Pria itu mendekat, tatapannya seperti pisau tajam yang menusuk. “Kendalikan dirimu. Pelajari kelemahanmu. Kau tidak akan menang hanya dengan keberanian buta. Dan ingat, Ryan, kekuatan tanpa kendali hanya akan menghancurkanmu. Kau sudah hampir mati sekali. Jika kau mengulanginya, mungkin tidak ada lagi yang bisa menyelamatkanmu.”

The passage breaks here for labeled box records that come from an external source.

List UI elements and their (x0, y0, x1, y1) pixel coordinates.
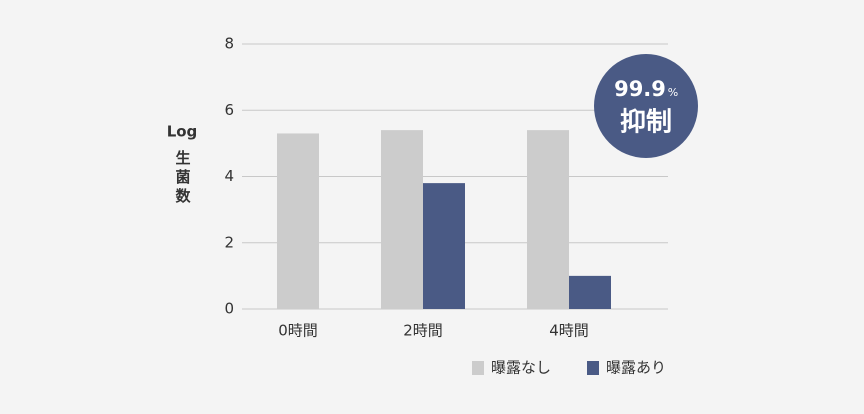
y-axis-label-sub: 生菌数 (174, 149, 192, 207)
y-tick-label: 2 (224, 233, 234, 251)
badge-unit: % (668, 86, 678, 99)
legend-swatch (472, 361, 484, 375)
x-tick-label: 0時間 (278, 322, 318, 340)
x-tick-label: 4時間 (549, 322, 589, 340)
badge (594, 54, 698, 158)
y-tick-label: 4 (224, 167, 234, 185)
y-tick-label: 8 (224, 35, 234, 53)
bar (569, 275, 611, 309)
y-axis-label: Log (167, 123, 198, 141)
bar (381, 130, 423, 309)
legend-label: 曝露あり (606, 359, 666, 377)
y-tick-label: 0 (224, 300, 234, 318)
legend-swatch (587, 361, 599, 375)
x-tick-label: 2時間 (403, 322, 443, 340)
bar (527, 130, 569, 309)
bar (277, 133, 319, 309)
bar (423, 183, 465, 309)
badge-value: 99.9 (614, 77, 666, 101)
badge-text: 抑制 (620, 108, 672, 138)
y-tick-label: 6 (224, 101, 234, 119)
legend-label: 曝露なし (491, 359, 551, 377)
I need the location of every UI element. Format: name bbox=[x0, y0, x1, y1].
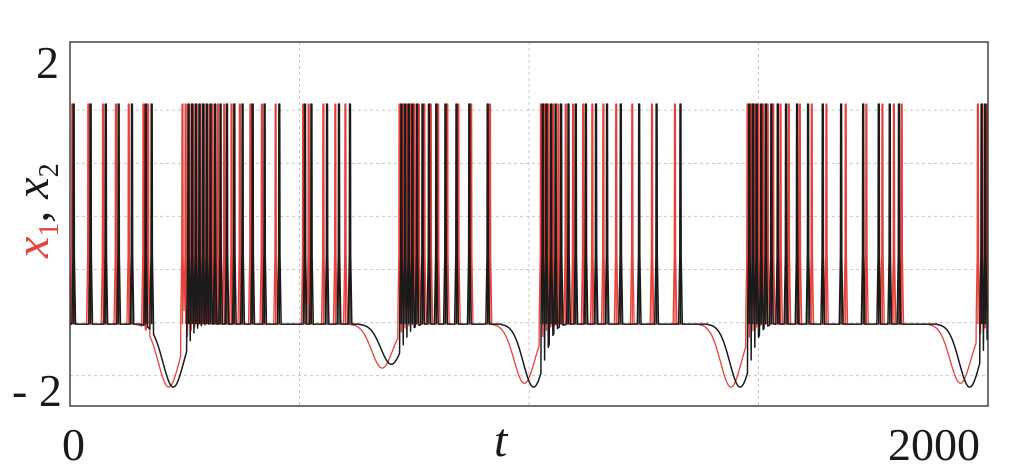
y-tick-label-bottom: - 2 bbox=[12, 365, 62, 416]
y-label-x2-subscript: 2 bbox=[34, 163, 65, 177]
y-tick-label-top: 2 bbox=[36, 37, 59, 88]
series-layer bbox=[69, 103, 989, 388]
series-line-x2 bbox=[69, 103, 989, 388]
y-label-x1: x bbox=[6, 237, 59, 259]
x-tick-label-start: 0 bbox=[62, 419, 85, 470]
y-label-x2: x bbox=[6, 177, 59, 199]
y-axis-label: x1, x2 bbox=[6, 163, 65, 259]
x-tick-label-end: 2000 bbox=[888, 419, 980, 470]
y-label-x1-subscript: 1 bbox=[34, 223, 65, 237]
plot-frame bbox=[69, 41, 989, 407]
x-axis-label: t bbox=[494, 414, 509, 467]
y-label-separator: , bbox=[6, 199, 59, 223]
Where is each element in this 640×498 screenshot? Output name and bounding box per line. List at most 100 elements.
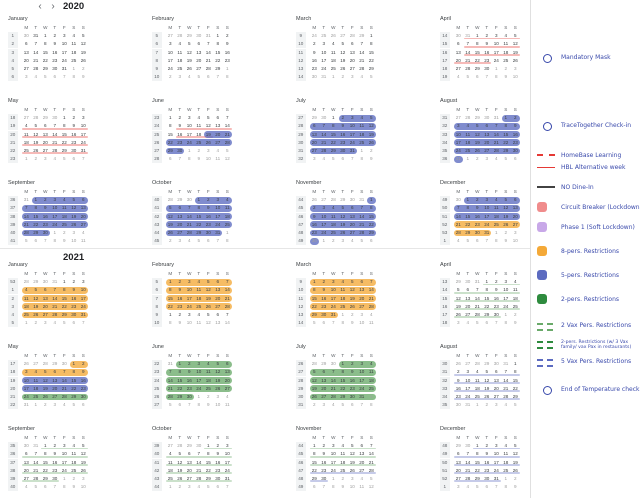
day-cell[interactable]: 3 bbox=[206, 147, 210, 153]
day-cell[interactable]: 29 bbox=[330, 147, 336, 153]
day-cell[interactable]: 6 bbox=[494, 369, 498, 375]
day-cell[interactable]: 27 bbox=[321, 393, 327, 399]
day-cell[interactable]: 23 bbox=[186, 385, 192, 391]
day-cell[interactable]: 23 bbox=[177, 303, 183, 309]
day-cell[interactable]: 21 bbox=[61, 385, 67, 391]
day-cell[interactable]: 11 bbox=[340, 287, 346, 293]
day-cell[interactable]: 7 bbox=[485, 238, 489, 244]
day-cell[interactable]: 9 bbox=[341, 484, 345, 490]
day-cell[interactable]: 9 bbox=[494, 287, 498, 293]
day-cell[interactable]: 13 bbox=[23, 459, 29, 465]
day-cell[interactable]: 29 bbox=[177, 393, 183, 399]
day-cell[interactable]: 6 bbox=[322, 320, 326, 326]
day-cell[interactable]: 25 bbox=[321, 33, 327, 39]
day-cell[interactable]: 9 bbox=[341, 123, 345, 129]
day-cell[interactable]: 10 bbox=[359, 320, 365, 326]
day-cell[interactable]: 27 bbox=[340, 33, 346, 39]
day-cell[interactable]: 17 bbox=[493, 459, 499, 465]
day-cell[interactable]: 9 bbox=[81, 74, 85, 80]
day-cell[interactable]: 10 bbox=[349, 484, 355, 490]
day-cell[interactable]: 2 bbox=[62, 229, 66, 235]
day-cell[interactable]: 11 bbox=[167, 459, 173, 465]
day-cell[interactable]: 6 bbox=[350, 402, 354, 408]
day-cell[interactable]: 1 bbox=[168, 279, 172, 285]
day-cell[interactable]: 1 bbox=[331, 74, 335, 80]
day-cell[interactable]: 12 bbox=[80, 451, 86, 457]
day-cell[interactable]: 23 bbox=[311, 65, 317, 71]
day-cell[interactable]: 12 bbox=[474, 131, 480, 137]
day-cell[interactable]: 27 bbox=[167, 443, 173, 449]
day-cell[interactable]: 24 bbox=[321, 229, 327, 235]
day-cell[interactable]: 3 bbox=[24, 74, 28, 80]
day-cell[interactable]: 13 bbox=[224, 369, 230, 375]
day-cell[interactable]: 9 bbox=[322, 287, 326, 293]
day-cell[interactable]: 1 bbox=[43, 443, 47, 449]
day-cell[interactable]: 9 bbox=[485, 451, 489, 457]
day-cell[interactable]: 31 bbox=[465, 402, 471, 408]
day-cell[interactable]: 14 bbox=[23, 213, 29, 219]
day-cell[interactable]: 10 bbox=[186, 123, 192, 129]
day-cell[interactable]: 10 bbox=[215, 402, 221, 408]
day-cell[interactable]: 11 bbox=[493, 205, 499, 211]
day-cell[interactable]: 9 bbox=[62, 238, 66, 244]
day-cell[interactable]: 24 bbox=[359, 385, 365, 391]
day-cell[interactable]: 5 bbox=[72, 402, 76, 408]
day-cell[interactable]: 9 bbox=[350, 369, 354, 375]
day-cell[interactable]: 27 bbox=[52, 393, 58, 399]
day-cell[interactable]: 10 bbox=[512, 238, 518, 244]
day-cell[interactable]: 22 bbox=[33, 221, 39, 227]
day-cell[interactable]: 8 bbox=[360, 156, 364, 162]
day-cell[interactable]: 5 bbox=[312, 320, 316, 326]
day-cell[interactable]: 10 bbox=[465, 377, 471, 383]
day-cell[interactable]: 16 bbox=[493, 295, 499, 301]
day-cell[interactable]: 7 bbox=[225, 279, 229, 285]
day-cell[interactable]: 29 bbox=[455, 443, 461, 449]
day-cell[interactable]: 7 bbox=[369, 279, 373, 285]
day-cell[interactable]: 24 bbox=[484, 221, 490, 227]
day-cell[interactable]: 3 bbox=[513, 65, 517, 71]
day-cell[interactable]: 14 bbox=[359, 49, 365, 55]
day-cell[interactable]: 9 bbox=[513, 484, 517, 490]
day-cell[interactable]: 29 bbox=[311, 475, 317, 481]
day-cell[interactable]: 7 bbox=[322, 123, 326, 129]
day-cell[interactable]: 10 bbox=[71, 238, 77, 244]
day-cell[interactable]: 29 bbox=[340, 393, 346, 399]
day-cell[interactable]: 7 bbox=[81, 320, 85, 326]
day-cell[interactable]: 17 bbox=[465, 385, 471, 391]
day-cell[interactable]: 11 bbox=[465, 131, 471, 137]
day-cell[interactable]: 7 bbox=[504, 369, 508, 375]
day-cell[interactable]: 5 bbox=[206, 484, 210, 490]
day-cell[interactable]: 9 bbox=[206, 402, 210, 408]
day-cell[interactable]: 24 bbox=[321, 65, 327, 71]
day-cell[interactable]: 27 bbox=[512, 221, 518, 227]
day-cell[interactable]: 2 bbox=[81, 65, 85, 71]
day-cell[interactable]: 13 bbox=[215, 287, 221, 293]
day-cell[interactable]: 26 bbox=[42, 393, 48, 399]
day-cell[interactable]: 25 bbox=[61, 221, 67, 227]
day-cell[interactable]: 31 bbox=[484, 229, 490, 235]
day-cell[interactable]: 11 bbox=[330, 213, 336, 219]
day-cell[interactable]: 2 bbox=[72, 279, 76, 285]
day-cell[interactable]: 14 bbox=[330, 377, 336, 383]
day-cell[interactable]: 14 bbox=[186, 213, 192, 219]
day-cell[interactable]: 8 bbox=[62, 484, 66, 490]
day-cell[interactable]: 26 bbox=[33, 311, 39, 317]
day-cell[interactable]: 7 bbox=[494, 123, 498, 129]
day-cell[interactable]: 28 bbox=[455, 229, 461, 235]
day-cell[interactable]: 28 bbox=[368, 467, 374, 473]
day-cell[interactable]: 29 bbox=[311, 115, 317, 121]
day-cell[interactable]: 14 bbox=[224, 287, 230, 293]
day-cell[interactable]: 4 bbox=[197, 311, 201, 317]
day-cell[interactable]: 5 bbox=[312, 369, 316, 375]
day-cell[interactable]: 1 bbox=[168, 484, 172, 490]
day-cell[interactable]: 19 bbox=[33, 303, 39, 309]
day-cell[interactable]: 9 bbox=[225, 41, 229, 47]
day-cell[interactable]: 9 bbox=[513, 320, 517, 326]
day-cell[interactable]: 10 bbox=[224, 451, 230, 457]
day-cell[interactable]: 31 bbox=[493, 475, 499, 481]
day-cell[interactable]: 17 bbox=[196, 377, 202, 383]
day-cell[interactable]: 23 bbox=[474, 221, 480, 227]
day-cell[interactable]: 22 bbox=[311, 303, 317, 309]
day-cell[interactable]: 30 bbox=[465, 443, 471, 449]
day-cell[interactable]: 2 bbox=[475, 197, 479, 203]
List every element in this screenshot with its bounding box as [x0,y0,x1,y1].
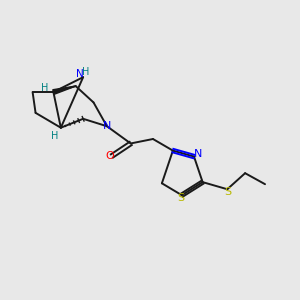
Text: H: H [82,67,90,77]
Polygon shape [53,86,76,94]
Text: H: H [41,83,48,93]
Text: N: N [194,148,202,159]
Text: N: N [76,69,83,79]
Text: N: N [103,121,112,130]
Text: H: H [51,131,58,141]
Text: S: S [178,193,185,203]
Text: O: O [105,151,114,161]
Text: S: S [224,187,231,197]
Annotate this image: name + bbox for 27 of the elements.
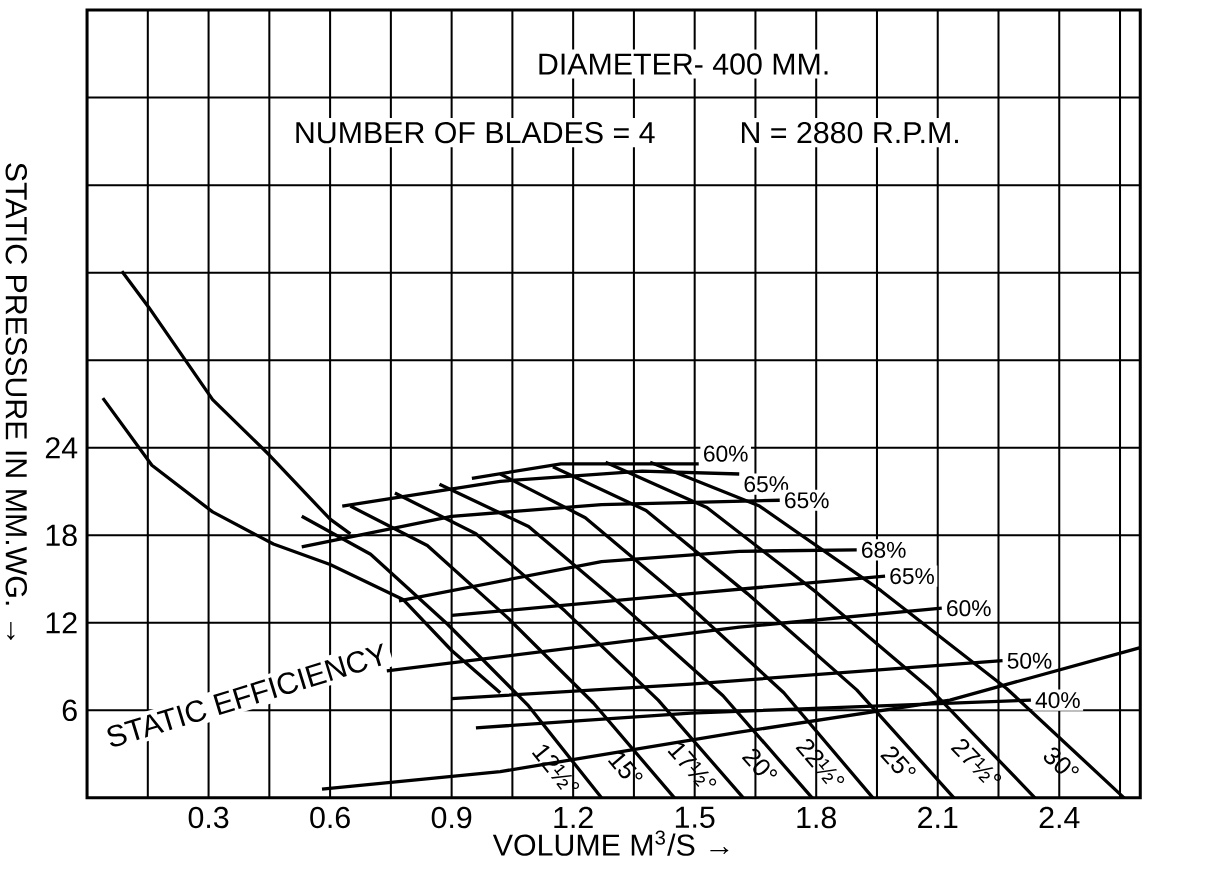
series-label: 65% [785, 492, 829, 509]
y-axis-title: STATIC PRESSURE IN MM.WG. → [5, 163, 27, 640]
series-label: 60% [704, 445, 748, 462]
y-tick-label: 12 [46, 612, 77, 634]
series-label: 68% [862, 541, 906, 558]
x-axis-title: VOLUME M$^{3}$/S → [492, 830, 729, 856]
x-tick-label: 0.9 [431, 806, 472, 829]
text: 15° [607, 752, 643, 780]
annotation: NUMBER OF BLADES = 4 [296, 121, 655, 144]
x-tick-label: 2.4 [1039, 806, 1080, 828]
x-tick-label: 1.5 [675, 806, 715, 828]
y-tick-label: 6 [62, 699, 77, 722]
series-label: 60% [947, 600, 991, 617]
x-tick-label: 2.1 [918, 806, 958, 828]
series-label: 65% [744, 476, 789, 493]
x-tick-label: 1.8 [797, 806, 836, 829]
series-label: 65% [890, 568, 934, 585]
y-tick-label: 18 [46, 524, 77, 546]
text: 25° [880, 746, 916, 774]
x-tick-label: 0.6 [310, 806, 350, 829]
annotation: N = 2880 R.P.M. [741, 121, 958, 144]
series-label: 40% [1035, 692, 1080, 709]
x-tick-label: 1.2 [554, 806, 593, 828]
annotation: DIAMETER- 400 MM. [539, 53, 828, 75]
x-tick-label: 0.3 [188, 806, 229, 829]
y-tick-label: 24 [45, 437, 78, 459]
series-label: 50% [1007, 652, 1052, 669]
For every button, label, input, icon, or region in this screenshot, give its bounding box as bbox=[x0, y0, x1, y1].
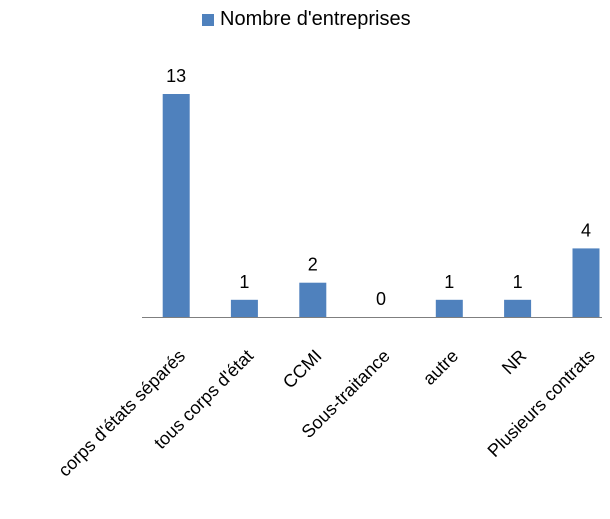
data-label: 4 bbox=[581, 220, 591, 240]
data-label: 1 bbox=[513, 272, 523, 292]
bar bbox=[230, 299, 258, 317]
category-label: NR bbox=[498, 346, 531, 379]
legend: Nombre d'entreprises bbox=[202, 8, 411, 31]
legend-swatch bbox=[202, 13, 214, 26]
data-label: 1 bbox=[444, 272, 454, 292]
data-label: 1 bbox=[239, 272, 249, 292]
bar bbox=[299, 282, 327, 317]
bar bbox=[435, 299, 463, 317]
bar bbox=[162, 94, 190, 317]
data-label: 0 bbox=[376, 289, 386, 309]
bar bbox=[572, 248, 600, 317]
category-label: CCMI bbox=[279, 346, 326, 393]
bar bbox=[504, 299, 532, 317]
category-label: corps d'états séparés bbox=[54, 346, 189, 481]
category-label: autre bbox=[419, 346, 462, 389]
data-label: 13 bbox=[166, 66, 186, 86]
legend-label: Nombre d'entreprises bbox=[220, 8, 411, 30]
data-label: 2 bbox=[308, 255, 318, 275]
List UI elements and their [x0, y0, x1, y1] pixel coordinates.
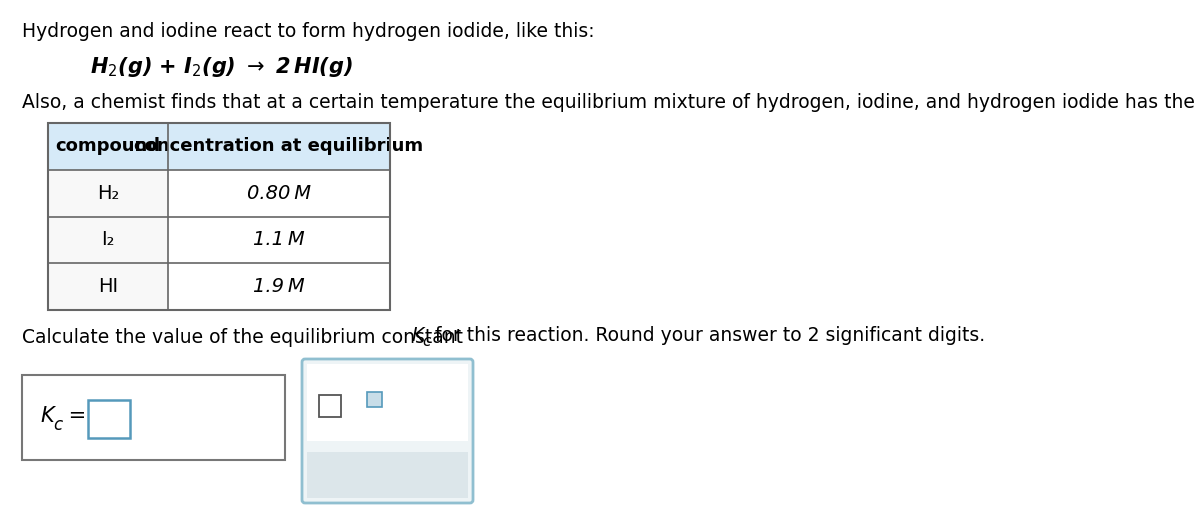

Sebelum Ryan bisa menjawab, pria itu menghilang, meninggalkan bayangan yang memudar perlahan. Ryan kembali duduk dengan berat, tubuhnya terasa lebih lemah setelah percakapan itu. Tetapi di dalam hatinya, tekadnya semakin menguat.
Ketika Elma kembali, ia melihat Ryan terjaga dengan tatapan penuh tekad. Ia mendekat, memegang tangan Ryan dengan lembut. “Ryan, kau pasti akan pulih. Aku percaya padamu,” katanya dengan senyum tulus.
Ryan menatap Elma, kali ini dengan keyakinan yang sama. “Dan aku percaya padamu, Elma. Terima kasih untuk semuanya.”
Mereka berdua duduk dalam keheningan, tetapi di dalam hati masing-masing, ada percikan harapan yang perlahan tumbuh lebih besar.